Regular Expressions#
Know as a regex is just a pattern that we can use to match strings. It is a powerful tool that allows us to search for strings that match a certain pattern.
Validation with Regular Expressions#
email = input("Whats your email? ").strip()
username, domain = email.split("@")
if username and domain.ends with(".edu"):
print("Valid")
else:
print("Invalid")
re Library#
This library let us define a pattern that we can use to match strings.
- re.search(pattern, string, flags=0)
import re
email = input("Whats your email? ").strip()
if re.search("@", email):
print("Valid")
else:
print("Invalid")
Regular Expressions Patterns#
Symbols#
Symbol | Description |
---|---|
. | Matches any character except a newline. |
^ | Matches the start of the string. |
$ | Matches the end of the string. |
* | Matches 0 or more repetitions of the preceding pattern. |
+ | Matches 1 or more repetitions of the preceding pattern. |
? | Matches 0 or 1 repetition of the preceding pattern. |
{n} | Matches exactly n repetitions of the preceding pattern. |
{n,} | Matches n or more repetitions of the preceding pattern. |
{n,m} | Matches between n and m repetitions of the preceding pattern. |
[] | Matches any one of the characters inside the brackets. |
[^] | Matches any character not inside the brackets. |
` | ` |
() | Groups patterns and captures the matched text. |
(?:...) | Groups patterns without capturing the matched text. |
\ | Escapes special characters or denotes a special sequence. |
\d | Matches any digit; equivalent to [0-9] . |
\D | Matches any non-digit; equivalent to [^0-9] . |
\w | Matches any word character (alphanumeric plus underscore); equivalent to [a-zA-Z0-9_] . |
\W | Matches any non-word character; equivalent to [^a-zA-Z0-9_] . |
\s | Matches any whitespace character (spaces, tabs, newlines). |
\S | Matches any non-whitespace character. |
\b | Matches a word boundary. |
\B | Matches a non-word boundary. |
Code using Regular Expression Patterns#
import re
email = input("Whats your email? ").strip()

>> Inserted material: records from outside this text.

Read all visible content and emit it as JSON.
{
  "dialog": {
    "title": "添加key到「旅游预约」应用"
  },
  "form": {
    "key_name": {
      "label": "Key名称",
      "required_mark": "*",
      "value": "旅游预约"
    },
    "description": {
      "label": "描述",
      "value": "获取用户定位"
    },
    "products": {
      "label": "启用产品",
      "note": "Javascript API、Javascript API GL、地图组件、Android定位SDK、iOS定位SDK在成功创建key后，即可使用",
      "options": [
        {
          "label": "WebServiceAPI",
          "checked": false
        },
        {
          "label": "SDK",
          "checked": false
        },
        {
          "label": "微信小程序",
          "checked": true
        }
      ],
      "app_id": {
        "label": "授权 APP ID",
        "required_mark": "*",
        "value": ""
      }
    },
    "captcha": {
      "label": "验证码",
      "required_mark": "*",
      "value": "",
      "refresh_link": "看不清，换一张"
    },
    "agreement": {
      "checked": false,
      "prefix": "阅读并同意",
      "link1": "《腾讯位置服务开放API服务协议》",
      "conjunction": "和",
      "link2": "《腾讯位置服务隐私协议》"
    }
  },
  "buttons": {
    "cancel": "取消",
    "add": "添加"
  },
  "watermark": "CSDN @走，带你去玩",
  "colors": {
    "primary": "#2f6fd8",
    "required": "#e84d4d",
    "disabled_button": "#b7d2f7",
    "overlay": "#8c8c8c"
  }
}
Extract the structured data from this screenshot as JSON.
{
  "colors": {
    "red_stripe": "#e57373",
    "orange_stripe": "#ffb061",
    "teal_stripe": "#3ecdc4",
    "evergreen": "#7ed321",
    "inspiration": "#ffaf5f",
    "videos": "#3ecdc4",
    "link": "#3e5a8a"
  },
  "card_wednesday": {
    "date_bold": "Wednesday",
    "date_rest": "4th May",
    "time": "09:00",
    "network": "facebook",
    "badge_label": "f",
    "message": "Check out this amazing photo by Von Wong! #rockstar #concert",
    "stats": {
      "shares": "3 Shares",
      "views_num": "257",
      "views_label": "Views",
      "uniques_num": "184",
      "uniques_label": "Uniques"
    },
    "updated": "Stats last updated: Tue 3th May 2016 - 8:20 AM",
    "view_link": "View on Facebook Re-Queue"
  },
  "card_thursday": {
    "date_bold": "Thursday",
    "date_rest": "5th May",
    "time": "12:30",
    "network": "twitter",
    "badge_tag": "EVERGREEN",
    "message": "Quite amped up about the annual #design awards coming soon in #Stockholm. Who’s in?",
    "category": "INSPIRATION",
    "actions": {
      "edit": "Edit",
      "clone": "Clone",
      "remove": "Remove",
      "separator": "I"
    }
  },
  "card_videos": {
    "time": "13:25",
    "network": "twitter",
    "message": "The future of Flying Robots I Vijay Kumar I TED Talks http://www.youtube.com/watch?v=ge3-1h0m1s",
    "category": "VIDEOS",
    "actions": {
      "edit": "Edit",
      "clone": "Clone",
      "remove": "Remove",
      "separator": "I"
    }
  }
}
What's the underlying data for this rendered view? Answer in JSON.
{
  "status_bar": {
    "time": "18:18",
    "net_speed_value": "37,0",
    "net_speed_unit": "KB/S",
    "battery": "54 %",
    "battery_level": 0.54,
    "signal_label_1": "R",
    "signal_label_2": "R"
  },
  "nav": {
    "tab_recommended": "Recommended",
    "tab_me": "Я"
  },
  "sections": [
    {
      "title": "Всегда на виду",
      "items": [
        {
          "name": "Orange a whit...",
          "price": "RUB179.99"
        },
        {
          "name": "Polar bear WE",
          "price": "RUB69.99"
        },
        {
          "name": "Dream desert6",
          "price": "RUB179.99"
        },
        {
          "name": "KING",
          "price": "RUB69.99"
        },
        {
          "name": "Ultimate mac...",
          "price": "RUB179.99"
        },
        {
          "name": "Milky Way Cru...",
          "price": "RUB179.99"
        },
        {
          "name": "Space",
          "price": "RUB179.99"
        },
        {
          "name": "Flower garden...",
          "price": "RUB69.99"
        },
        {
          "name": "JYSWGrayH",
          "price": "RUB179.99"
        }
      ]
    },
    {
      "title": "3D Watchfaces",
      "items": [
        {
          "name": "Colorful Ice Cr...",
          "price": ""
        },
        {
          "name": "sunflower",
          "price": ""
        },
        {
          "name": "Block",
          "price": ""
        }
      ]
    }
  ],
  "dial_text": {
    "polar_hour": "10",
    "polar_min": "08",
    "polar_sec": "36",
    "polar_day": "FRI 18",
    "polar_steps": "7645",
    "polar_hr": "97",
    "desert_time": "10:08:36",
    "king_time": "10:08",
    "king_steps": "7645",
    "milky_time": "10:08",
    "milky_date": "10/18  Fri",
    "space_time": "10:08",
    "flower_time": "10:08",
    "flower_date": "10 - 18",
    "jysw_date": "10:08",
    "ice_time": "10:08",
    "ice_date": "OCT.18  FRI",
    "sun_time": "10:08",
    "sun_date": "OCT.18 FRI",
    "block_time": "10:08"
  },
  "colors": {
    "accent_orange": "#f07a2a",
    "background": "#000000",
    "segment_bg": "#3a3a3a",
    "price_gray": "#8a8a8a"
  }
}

if re.search(r".+@.+\.edu", email):
print("Valid")
else:
print("Invalid")
Matching Start and End#
^
Matches the start of the string.$
Matches the end of the string.
import re
email = input("Whats your email? ").strip()
if re.search(r"^.+@.+\.edu$", email):
print("Valid")
else:
print("Invalid")
Sets of Characters#
[]
Matches any one of the characters inside the brackets.[^]
Matches any character not inside the brackets.
1. [^@]+
#
import re
email = input("Whats your email? ").strip()
if re.search(r"^[^@]+@[^@]+\.edu$", email):
print("Valid")
else:
print("Invalid")
2. [a-zA-Z0-9_]+
#
import re
email = input("Whats your email? ").strip()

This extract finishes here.